His words release the strangle hold I’m exercising over my body, and I tremble harder. When his tongue starts flicking hard against my clit I get so close I’m dizzy. Then his fingers curl and stroke my G-spot and a guttural scream rips from my throat and everything goes black.
18
Griffin
“Wake up sleepy head,” I coax Wren awake the next morning with a mug of coffee.
She rolls away from me and pulls the pillow over her head. I rip it away from her. “Five more minutes,” she begs and reaches for my pillow.
“You’re going to be late for work,” I tell her and she bolts up straight.
The sheet slips revealing her full tits. I have to force my eyes not to look down. If I do, she’ll definitely be late for work. I set the coffee on the nightstand and start to back out of the room. “I’ll, uh, go make breakfast.”
I’ve got pancakes on the griddle when she comes out of my room wearing one of my shirts and nothing else. The spatula slips out of my hand and clatters against the floor. “Baby bird, we need to have that talk now, because if you think I’m going to let you out of my sight wearing nothing except for my shirt, I’m going to have to clarify what it means to be mine.”
“You keep saying that, but we both know I can’t be yours.” Her voice sounds melancholy, and I wish I could reassure her.
I’m so absorbed by her I forget all about the pancakes until the smell of them burning fills the kitchen. “Shit, so much for making you breakfast.”
I kiss the top of her head. “Let’s talk after you get off work. If we hurry we can swing through a drive through before I take you to your house to change and drop you off at your car.”
“We don’t have to go through a drive through,” she says.
“You have to eat,” I demand. “We burned a lot of calories yesterday, and then you passed out.”
Wren laughs. “You’re taking this daddy thing a bit far. We don’t have to go through a drive through because Dolores is going to swing by with something the second she sees your truck pull in so she can snoop.”
I laugh. “Yeah, that sounds like her.
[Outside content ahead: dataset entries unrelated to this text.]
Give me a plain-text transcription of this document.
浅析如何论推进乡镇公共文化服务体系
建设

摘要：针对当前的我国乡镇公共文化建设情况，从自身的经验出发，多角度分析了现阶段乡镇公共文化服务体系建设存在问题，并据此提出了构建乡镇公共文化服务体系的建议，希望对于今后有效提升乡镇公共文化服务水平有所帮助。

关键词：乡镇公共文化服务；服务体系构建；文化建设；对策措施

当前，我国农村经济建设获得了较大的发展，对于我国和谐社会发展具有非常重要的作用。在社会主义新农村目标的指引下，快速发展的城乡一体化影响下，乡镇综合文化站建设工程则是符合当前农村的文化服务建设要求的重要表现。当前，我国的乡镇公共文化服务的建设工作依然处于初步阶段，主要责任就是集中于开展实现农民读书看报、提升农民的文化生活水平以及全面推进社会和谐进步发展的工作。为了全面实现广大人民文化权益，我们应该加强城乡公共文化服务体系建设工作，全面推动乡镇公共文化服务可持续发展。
She really is a horrible spy.”
Wren pulls at the hem of my shirt she’s wearing. “Do you have some pants or something I can put on with this?”
I pull her to me and kiss her until she’s melting in my arms. It takes effort to stop, but we both have jobs we need to get to. “I’ve got just the thing.”
As much as I like seeing her in nothing but my shirt, I go to my dresser and dig out a pair of sweatpants and a sweatshirt that will have her drowning in fabric.
She laughs when I hand them to her. “I’m starting to get the idea you’re a bit possessive.”
“Wren,” I pull the sweatshirt over her head, “I’m alotpossessive.”
Her purse is sitting on the bench seat of my truck when we go to leave. She digs inside and pulls out her phone. “Huh, I usually have this thing glued to my hand, and I haven’t reached for it once.” She drops it back inside without checking her messages.
It makes me wonder what her life is like. My son has neglected her for months. She doesn’t really have any family. The aunt who stayed with her for a few months before she turned eighteen hasn’t been back in town since. Honestly, I was surprised Hattie came back at all. I’d gone to school with her like I had Wren’s mom. She never fit in here, but at least she came back when Wren needed her.
“I’m surprised someone of your generation isn’t rushing to check her messages. Surely your friends must be wondering where you are,” I say, fishing for more information.
Wren chews on her bottom lip and looks out the window. I haven’t started the truck yet, so I wait for her to gather herself. When she looks back, there’s a sadness in her eyes. “There might be something there from Bess.”
“What about Audrey?” They have always been attached at the hip. Personally I find her immature and loud, but Wren holds on tight to the people she cares about, even when she should let them go.
She shrugs one shoulder. “I’ve stopped calling her. Every time I do she blows me off. I don’t know what I did.”
“I can’t imagine you did anything,” I say.
“It must be something. We were fine, then a few months ago, she started avoiding me,” she says, turning back to the window.
I start the truck and leave her alone to her thoughts.
Dolores lives on the other side of Harriston, which only means it takes me ten minutes of driving through town to reach Wren’s small cottage. There’s no driveway direct to her place, and when I pull into the spot Dolores hasn’t used since her license was taken by the state, I notice the curtain swing in the front window.